Daardoor worden de deeltjes die van het onderkoelde water afkomen in één keer ijskristalletjes.
Dit heet verrijpen.

We kennen dit als de witte takken van een boom in de winter.
Maar je ziet het ook ontstaan in het vriesvak van de koelkast.

In de chemie wordt dit proces sublimeren genoemd: het overgaan van een gas naar vaste vorm.
En sublimatie van water vindt het beste plaats bij -13ºC aangezien het verschil in dampspanning dan het grootst is.

De ijskristalletjes zijn op hun beurt weer een mooi aangrijppunt voor nieuwe ijskristalletjes, waardoor de deeltjes relatief erg zwaar worden en snel naar beneden gaan vallen: Het Wegener-Bergeron proces.

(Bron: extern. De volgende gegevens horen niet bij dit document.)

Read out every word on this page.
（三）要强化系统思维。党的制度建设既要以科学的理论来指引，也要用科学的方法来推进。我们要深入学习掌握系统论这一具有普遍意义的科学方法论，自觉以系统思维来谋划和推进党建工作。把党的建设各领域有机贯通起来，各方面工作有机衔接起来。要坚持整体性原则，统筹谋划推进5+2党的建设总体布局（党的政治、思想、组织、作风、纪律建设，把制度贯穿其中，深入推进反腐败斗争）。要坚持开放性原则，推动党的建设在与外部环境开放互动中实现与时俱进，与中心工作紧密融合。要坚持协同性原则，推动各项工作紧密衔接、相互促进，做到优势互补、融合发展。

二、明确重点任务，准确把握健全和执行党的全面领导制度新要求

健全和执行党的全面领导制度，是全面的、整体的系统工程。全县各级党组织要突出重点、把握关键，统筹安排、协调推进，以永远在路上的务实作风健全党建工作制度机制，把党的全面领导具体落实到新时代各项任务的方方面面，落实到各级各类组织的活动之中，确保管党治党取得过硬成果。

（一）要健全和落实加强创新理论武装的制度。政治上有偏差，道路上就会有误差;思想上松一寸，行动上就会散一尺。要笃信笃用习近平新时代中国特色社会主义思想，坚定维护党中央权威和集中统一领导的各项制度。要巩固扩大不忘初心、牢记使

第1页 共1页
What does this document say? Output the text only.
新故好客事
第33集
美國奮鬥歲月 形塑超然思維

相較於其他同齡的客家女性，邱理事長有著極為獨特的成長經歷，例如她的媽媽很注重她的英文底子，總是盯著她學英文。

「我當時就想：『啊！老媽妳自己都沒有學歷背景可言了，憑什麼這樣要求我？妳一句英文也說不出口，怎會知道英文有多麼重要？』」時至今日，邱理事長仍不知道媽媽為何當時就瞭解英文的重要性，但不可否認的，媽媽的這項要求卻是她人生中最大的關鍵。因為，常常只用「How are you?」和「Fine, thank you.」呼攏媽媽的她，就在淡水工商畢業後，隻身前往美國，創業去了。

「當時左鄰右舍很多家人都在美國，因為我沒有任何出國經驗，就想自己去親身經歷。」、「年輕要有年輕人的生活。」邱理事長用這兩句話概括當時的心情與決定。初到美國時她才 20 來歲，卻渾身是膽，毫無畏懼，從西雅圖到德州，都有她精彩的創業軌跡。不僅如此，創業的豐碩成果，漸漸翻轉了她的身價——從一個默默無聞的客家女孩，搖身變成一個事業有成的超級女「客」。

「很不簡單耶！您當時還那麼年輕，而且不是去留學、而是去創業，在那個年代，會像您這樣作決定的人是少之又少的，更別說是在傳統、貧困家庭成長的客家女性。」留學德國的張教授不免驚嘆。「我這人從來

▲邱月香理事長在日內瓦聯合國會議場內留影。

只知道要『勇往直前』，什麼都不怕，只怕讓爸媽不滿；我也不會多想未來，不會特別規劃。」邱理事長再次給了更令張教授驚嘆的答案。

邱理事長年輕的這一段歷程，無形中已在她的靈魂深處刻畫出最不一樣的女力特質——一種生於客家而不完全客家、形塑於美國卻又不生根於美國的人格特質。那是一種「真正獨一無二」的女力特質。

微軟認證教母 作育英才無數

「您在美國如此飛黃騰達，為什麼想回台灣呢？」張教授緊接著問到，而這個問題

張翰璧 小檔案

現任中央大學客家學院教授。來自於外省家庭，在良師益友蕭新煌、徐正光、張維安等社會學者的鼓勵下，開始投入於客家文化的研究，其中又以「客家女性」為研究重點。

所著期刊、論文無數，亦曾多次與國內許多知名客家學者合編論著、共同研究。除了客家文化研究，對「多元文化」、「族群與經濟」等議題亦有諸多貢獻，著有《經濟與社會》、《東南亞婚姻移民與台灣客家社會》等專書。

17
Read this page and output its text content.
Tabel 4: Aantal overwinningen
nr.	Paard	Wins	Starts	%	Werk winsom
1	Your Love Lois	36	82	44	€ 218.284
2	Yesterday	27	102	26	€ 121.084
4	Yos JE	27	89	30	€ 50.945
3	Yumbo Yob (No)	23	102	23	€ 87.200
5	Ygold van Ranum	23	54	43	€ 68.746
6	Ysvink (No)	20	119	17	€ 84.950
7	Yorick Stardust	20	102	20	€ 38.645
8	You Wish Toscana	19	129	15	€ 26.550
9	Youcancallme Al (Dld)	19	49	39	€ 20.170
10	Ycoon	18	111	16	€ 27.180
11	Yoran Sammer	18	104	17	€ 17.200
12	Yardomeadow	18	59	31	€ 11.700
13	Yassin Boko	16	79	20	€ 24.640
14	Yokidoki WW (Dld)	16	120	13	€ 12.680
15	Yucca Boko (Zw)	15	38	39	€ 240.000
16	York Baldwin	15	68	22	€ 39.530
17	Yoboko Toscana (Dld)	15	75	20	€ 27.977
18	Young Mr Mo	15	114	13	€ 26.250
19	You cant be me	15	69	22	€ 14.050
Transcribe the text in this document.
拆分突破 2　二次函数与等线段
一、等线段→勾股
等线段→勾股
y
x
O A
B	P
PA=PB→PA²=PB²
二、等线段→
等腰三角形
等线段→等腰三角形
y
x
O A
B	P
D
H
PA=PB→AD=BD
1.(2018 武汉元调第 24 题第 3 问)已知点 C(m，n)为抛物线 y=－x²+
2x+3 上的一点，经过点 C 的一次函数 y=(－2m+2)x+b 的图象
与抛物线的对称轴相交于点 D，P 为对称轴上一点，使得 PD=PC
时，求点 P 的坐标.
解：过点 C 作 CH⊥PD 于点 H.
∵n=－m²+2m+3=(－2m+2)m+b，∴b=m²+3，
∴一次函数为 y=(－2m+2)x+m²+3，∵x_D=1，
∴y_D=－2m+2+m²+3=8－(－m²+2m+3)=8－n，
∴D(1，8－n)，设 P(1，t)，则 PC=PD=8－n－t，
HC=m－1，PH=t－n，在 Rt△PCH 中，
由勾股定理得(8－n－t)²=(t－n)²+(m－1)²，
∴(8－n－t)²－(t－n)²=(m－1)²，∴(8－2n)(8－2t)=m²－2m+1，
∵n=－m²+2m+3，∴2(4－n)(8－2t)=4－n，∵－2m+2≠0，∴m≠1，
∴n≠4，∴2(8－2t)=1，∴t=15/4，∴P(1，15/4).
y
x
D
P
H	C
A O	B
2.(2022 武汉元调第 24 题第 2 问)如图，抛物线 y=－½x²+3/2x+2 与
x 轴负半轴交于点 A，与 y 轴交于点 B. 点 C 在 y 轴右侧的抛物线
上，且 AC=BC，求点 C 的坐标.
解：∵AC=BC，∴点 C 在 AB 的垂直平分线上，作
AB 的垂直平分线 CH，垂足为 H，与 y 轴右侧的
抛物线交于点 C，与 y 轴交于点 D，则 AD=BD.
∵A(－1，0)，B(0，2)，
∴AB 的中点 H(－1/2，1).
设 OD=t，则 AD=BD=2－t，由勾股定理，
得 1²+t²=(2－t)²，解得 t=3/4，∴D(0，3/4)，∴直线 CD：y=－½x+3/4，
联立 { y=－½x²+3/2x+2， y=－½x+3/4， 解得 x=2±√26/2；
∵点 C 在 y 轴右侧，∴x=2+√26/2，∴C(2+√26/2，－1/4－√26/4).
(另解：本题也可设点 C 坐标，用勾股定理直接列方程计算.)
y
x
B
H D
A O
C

Bron:YouTube, Bergeron Process, Bob Farell
Samenvattend: Waterdamp dat in één keer ijs wordt, samenklontert met andere ijskristalletjes en daardoor zo zwaar dat het naar beneden valt.


Dus de caolescentie zorgt voor stijgende waterdruppeltjes en het Wegener-Bergeron proces voor een dalende beweging.

Dit proces kan doorgaan tot wel -23ºC.
In de laag van - 10 tot -23º zit dus een mix van ijsdeeltjes en (onderkoelde) waterdeeltjes.
Tijdens het dalen "vangen" de ijskristalletjes nog meer onderkoelde waterdeeltjes op die een waterlaagje om het ijskristalletje vormen en daarna bevriezen. (IJzel).
Dit zijn hagelkorrels.
Is de stijging zo sterk dat de hagelkorrels weer mee omhoog gaan dan zet zich nog meer onderkoeld water af, waardoor de korrels heel groot kunnen worden.
Soms wel zo groot als ping-pong- of zelfs tennisballen.

Op een gegeven moment zijn ze zo zwaar dat ze naar de aarde vallen.
Onderweg smelten ze meestal, waardoor het als water neer komt.
Dit is de reden dat er tijdens zomerse buien zo vaak zoveel water valt in korte tijd: grote hagelstenen die na het smelten grote waterdruppels worden en dat in een grote hoeveelheid.
Soms zijn de korrels echter zo groot dat ze onderweg niet genoeg kunnen smelten om waterdruppels te worden en komen ze neer als hagel.